A better answer is this. Blood types are determined by the three different alleles at one locus or point on the DNA chromosome. Remember, every gene has at least and usually always only two alleles. When humans mate, we transmit one of our two alleles and the person you are mating with does the same. This is why no two people look alike: the chromosomes are mixed 50-50 from each. In scientific terms, this means we are "dioecious," meaning "having two sexes. Some plants, and animals, are "monoecious," meaning that both the male and female gametes are within the same individual. This is why many species of plants and smaller animals like protists and algae look identical: there's no mixing of the genes from seperate individuals that would give them more diversity. The environment changes the organism and gives each individual a physical (phenotype) difference that eventually can put pressure on the corresponding gene (genotype) to change. And then there are also genetic mutations that can be passed on to alter the species considerably. The Ah blood type is probably the result of a mutation. But blood types are also the result of different antigens (agglutinogens) that work with the bodies immune system to clump the blood together in responce to an antibody. So the variations in antigens is probably due to the bodies immune system to fight off different variations of antibodies: antigens stimulate the body's immunological responce which then produces its own antibodies, and vice versa. Overtime, both antigens and antibodies mutate or become resistant to the "perceived" foreign invaders. This is what happened in the SARS virus in China that caused it to jump from animals (cervid cats) to humans, and is what is causing the Asian Bird Flu to now do the same.
Actually I think the blood groups are not mixed globally enough. Check out the percentages of the different blood types according to ethnic background: Bloodtype Race A B O AB U.S. 42% 10% 45% 3% Chinese 31% 28% 34% 7% Navajo Indian 24% 0 76% 0 Blackfoot Indian 76% 0 24% 0 And you see the same type of variation in different percentages in different breeds of dogs and cats.

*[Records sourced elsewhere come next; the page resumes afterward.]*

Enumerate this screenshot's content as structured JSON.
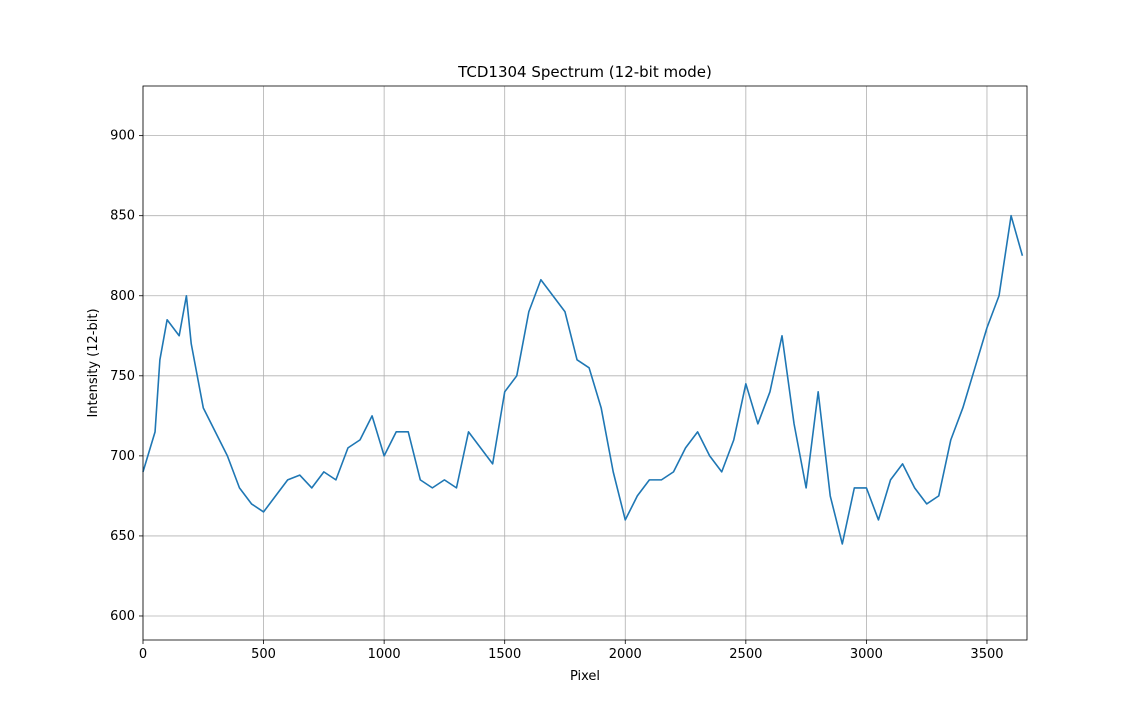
{
  "chart_data": {
    "type": "line",
    "title": "TCD1304 Spectrum (12-bit mode)",
    "xlabel": "Pixel",
    "ylabel": "Intensity (12-bit)",
    "x": [
      0,
      50,
      70,
      100,
      150,
      180,
      200,
      250,
      300,
      350,
      400,
      450,
      500,
      550,
      600,
      650,
      700,
      750,
      800,
      850,
      900,
      950,
      1000,
      1050,
      1100,
      1150,
      1200,
      1250,
      1300,
      1350,
      1400,
      1450,
      1500,
      1550,
      1600,
      1650,
      1700,
      1750,
      1800,
      1850,
      1900,
      1950,
      2000,
      2050,
      2100,
      2150,
      2200,
      2250,
      2300,
      2350,
      2400,
      2450,
      2500,
      2550,
      2600,
      2650,
      2700,
      2750,
      2800,
      2850,
      2900,
      2950,
      3000,
      3050,
      3100,
      3150,
      3200,
      3250,
      3300,
      3350,
      3400,
      3450,
      3500,
      3550,
      3600,
      3647
    ],
    "series": [
      {
        "name": "Intensity",
        "color": "#1f77b4",
        "values": [
          690,
          715,
          760,
          785,
          775,
          800,
          770,
          730,
          715,
          700,
          680,
          670,
          665,
          675,
          685,
          688,
          680,
          690,
          685,
          705,
          710,
          725,
          700,
          715,
          715,
          685,
          680,
          685,
          680,
          715,
          705,
          695,
          740,
          750,
          790,
          810,
          800,
          790,
          760,
          755,
          730,
          690,
          660,
          675,
          685,
          685,
          690,
          705,
          715,
          700,
          690,
          710,
          745,
          720,
          740,
          775,
          720,
          680,
          740,
          675,
          645,
          680,
          680,
          660,
          685,
          695,
          680,
          670,
          675,
          710,
          730,
          755,
          780,
          800,
          850,
          825
        ]
      }
    ],
    "xlim": [
      0,
      3666
    ],
    "ylim": [
      585,
      931
    ],
    "xticks": [
      0,
      500,
      1000,
      1500,
      2000,
      2500,
      3000,
      3500
    ],
    "yticks": [
      600,
      650,
      700,
      750,
      800,
      850,
      900
    ],
    "grid": true
  }
}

You know, if you look at the percentages, you're probably right in saying that the more globally mixed they are, the more blood types. Native American Indians (Navajo and Blackfoot) don't even have any B or AB bloodtypes and the most variation is seen in Chinese. China, way before America became a melting pot, was, and still is, composed of a hundred or more different ethnic groups. Throughout their entire 5,000+ year history they were continuously being invaded by foreignors (hence the reason for the Great Wall of China) that were then assimilated into the overall population. So it is no surprise to see that Chinese have the most variation in blood types.

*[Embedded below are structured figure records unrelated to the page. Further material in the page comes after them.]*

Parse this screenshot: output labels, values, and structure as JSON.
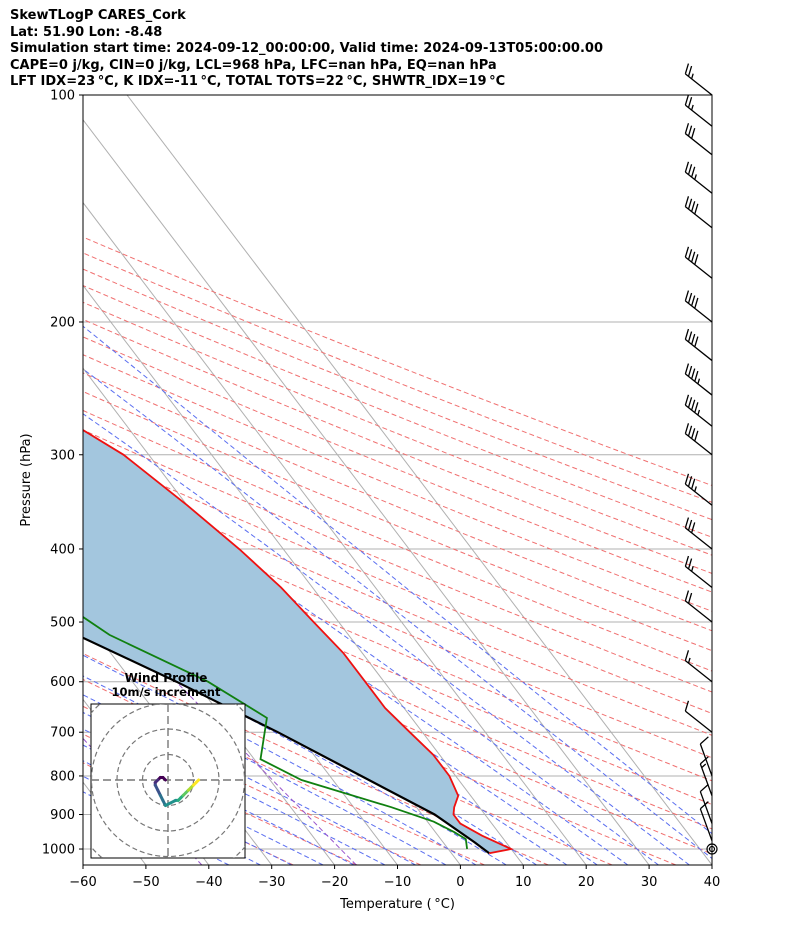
{
  "header": {
    "title": "SkewTLogP CARES_Cork",
    "location": "Lat: 51.90   Lon: -8.48",
    "times": "Simulation start time: 2024-09-12_00:00:00, Valid time: 2024-09-13T05:00:00.00",
    "params": "CAPE=0 j/kg, CIN=0 j/kg, LCL=968 hPa, LFC=nan hPa, EQ=nan hPa",
    "indices": "LFT IDX=23 °C, K IDX=-11 °C, TOTAL TOTS=22 °C, SHWTR_IDX=19 °C"
  },
  "colors": {
    "temperature": "#ee1111",
    "dewpoint": "#108010",
    "parcel": "#000000",
    "shading": "#a3c6de",
    "dry_adiabats": "#f07070",
    "moist_adiabats": "#5a6ef0",
    "mixing_ratio": "#9955cc",
    "isotherms": "#b0b0b0",
    "isobars": "#b0b0b0"
  },
  "chart_data": [
    {
      "type": "line",
      "subtype": "skew-t log-p",
      "xlabel": "Temperature ( °C)",
      "ylabel": "Pressure (hPa)",
      "xlim": [
        -60,
        40
      ],
      "ylim": [
        1050,
        100
      ],
      "yscale": "log",
      "x_ticks": [
        -60,
        -50,
        -40,
        -30,
        -20,
        -10,
        0,
        10,
        20,
        30,
        40
      ],
      "x_tick_labels": [
        "−60",
        "−50",
        "−40",
        "−30",
        "−20",
        "−10",
        "0",
        "10",
        "20",
        "30",
        "40"
      ],
      "y_ticks": [
        100,
        200,
        300,
        400,
        500,
        600,
        700,
        800,
        900,
        1000
      ],
      "y_tick_labels": [
        "100",
        "200",
        "300",
        "400",
        "500",
        "600",
        "700",
        "800",
        "900",
        "1000"
      ],
      "grid": true,
      "series": [
        {
          "role": "temperature",
          "points": [
            [
              6,
              1013
            ],
            [
              10,
              1000
            ],
            [
              7,
              960
            ],
            [
              5,
              925
            ],
            [
              5,
              900
            ],
            [
              6,
              880
            ],
            [
              8,
              850
            ],
            [
              9,
              800
            ],
            [
              9,
              750
            ],
            [
              8,
              700
            ],
            [
              7,
              650
            ],
            [
              7,
              600
            ],
            [
              7,
              550
            ],
            [
              6,
              500
            ],
            [
              5,
              450
            ],
            [
              3,
              400
            ],
            [
              0,
              350
            ],
            [
              -4,
              300
            ],
            [
              -8,
              275
            ],
            [
              -11,
              250
            ],
            [
              -15,
              225
            ],
            [
              -17,
              200
            ],
            [
              -17,
              190
            ],
            [
              -17,
              170
            ],
            [
              -18,
              150
            ],
            [
              -21,
              130
            ],
            [
              -23,
              110
            ],
            [
              -24,
              100
            ]
          ]
        },
        {
          "role": "dewpoint",
          "points": [
            [
              3,
              1000
            ],
            [
              4,
              970
            ],
            [
              3,
              950
            ],
            [
              1,
              920
            ],
            [
              -4,
              880
            ],
            [
              -15,
              810
            ],
            [
              -19,
              760
            ],
            [
              -13,
              670
            ],
            [
              -18,
              600
            ],
            [
              -28,
              520
            ],
            [
              -31,
              480
            ],
            [
              -28,
              440
            ],
            [
              -42,
              390
            ],
            [
              -47,
              350
            ],
            [
              -53,
              300
            ],
            [
              -57,
              270
            ],
            [
              -57,
              250
            ],
            [
              -63,
              220
            ],
            [
              -68,
              200
            ],
            [
              -72,
              180
            ],
            [
              -74,
              170
            ],
            [
              -79,
              150
            ],
            [
              -84,
              140
            ],
            [
              -83,
              130
            ],
            [
              -82,
              120
            ],
            [
              -82,
              110
            ],
            [
              -81,
              100
            ]
          ]
        },
        {
          "role": "parcel",
          "points": [
            [
              6,
              1013
            ],
            [
              5,
              980
            ],
            [
              2,
              900
            ],
            [
              -5,
              800
            ],
            [
              -13,
              700
            ],
            [
              -23,
              600
            ],
            [
              -36,
              500
            ],
            [
              -52,
              400
            ],
            [
              -72,
              300
            ],
            [
              -85,
              250
            ],
            [
              -100,
              200
            ],
            [
              -121,
              150
            ],
            [
              -137,
              120
            ],
            [
              -151,
              100
            ]
          ]
        }
      ],
      "wind_barbs": [
        {
          "p": 1000,
          "knots": 5,
          "calm": true
        },
        {
          "p": 975,
          "knots": 10
        },
        {
          "p": 925,
          "knots": 10
        },
        {
          "p": 850,
          "knots": 15
        },
        {
          "p": 800,
          "knots": 10
        },
        {
          "p": 700,
          "knots": 10
        },
        {
          "p": 600,
          "knots": 15
        },
        {
          "p": 500,
          "knots": 20
        },
        {
          "p": 450,
          "knots": 25
        },
        {
          "p": 400,
          "knots": 30
        },
        {
          "p": 350,
          "knots": 35
        },
        {
          "p": 300,
          "knots": 40
        },
        {
          "p": 275,
          "knots": 45
        },
        {
          "p": 250,
          "knots": 45
        },
        {
          "p": 225,
          "knots": 40
        },
        {
          "p": 200,
          "knots": 40
        },
        {
          "p": 175,
          "knots": 40
        },
        {
          "p": 150,
          "knots": 40
        },
        {
          "p": 135,
          "knots": 35
        },
        {
          "p": 120,
          "knots": 30
        },
        {
          "p": 110,
          "knots": 25
        },
        {
          "p": 100,
          "knots": 25
        }
      ]
    },
    {
      "type": "line",
      "subtype": "hodograph",
      "title": "Wind Profile",
      "subtitle": "10m/s increment",
      "ring_step": 10,
      "path": [
        [
          1,
          -9
        ],
        [
          3,
          -8
        ],
        [
          4,
          -8
        ],
        [
          5,
          -7
        ],
        [
          6,
          -6
        ],
        [
          7,
          -5
        ],
        [
          8,
          -4
        ],
        [
          9,
          -3
        ],
        [
          10,
          -2
        ],
        [
          11,
          -1
        ],
        [
          12,
          0
        ]
      ],
      "upper_path": [
        [
          -1,
          -10
        ],
        [
          -2,
          -8
        ],
        [
          -3,
          -6
        ],
        [
          -4,
          -4
        ],
        [
          -5,
          -2
        ],
        [
          -5,
          -1
        ],
        [
          -4,
          0
        ],
        [
          -3,
          1
        ],
        [
          -2,
          1
        ],
        [
          -1,
          0
        ]
      ]
    }
  ]
}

I doubt that invertebrates have blood groups that mean anything very significant. Their immune systems, such as they are, are very "primitive" compared to ours. So if, for some unknown reason, you wanted to do a blood transfusion between horseshoe crabs, there probably wouldn't be any immunological response, irregardless of how genetically different the two crabs are. Invertebrates probably have different blood groups in the sense that there are different alleles for surface proteins on their cells (like our A/B/O) - their immune system just wouldn't be able to recognize the difference. And as far as blood groups in mammals go, I think the number of groups is largely a function of how long the particular mammal species has been around and the number of organisms in that species. Humanity underwent a bottleneck about 400,000 years ago, which severely limited our relative genetic diversity (and number of blood groups). Things like mice are everywhere and have had millions of years to gain different blood groups by mutation and genetic drift.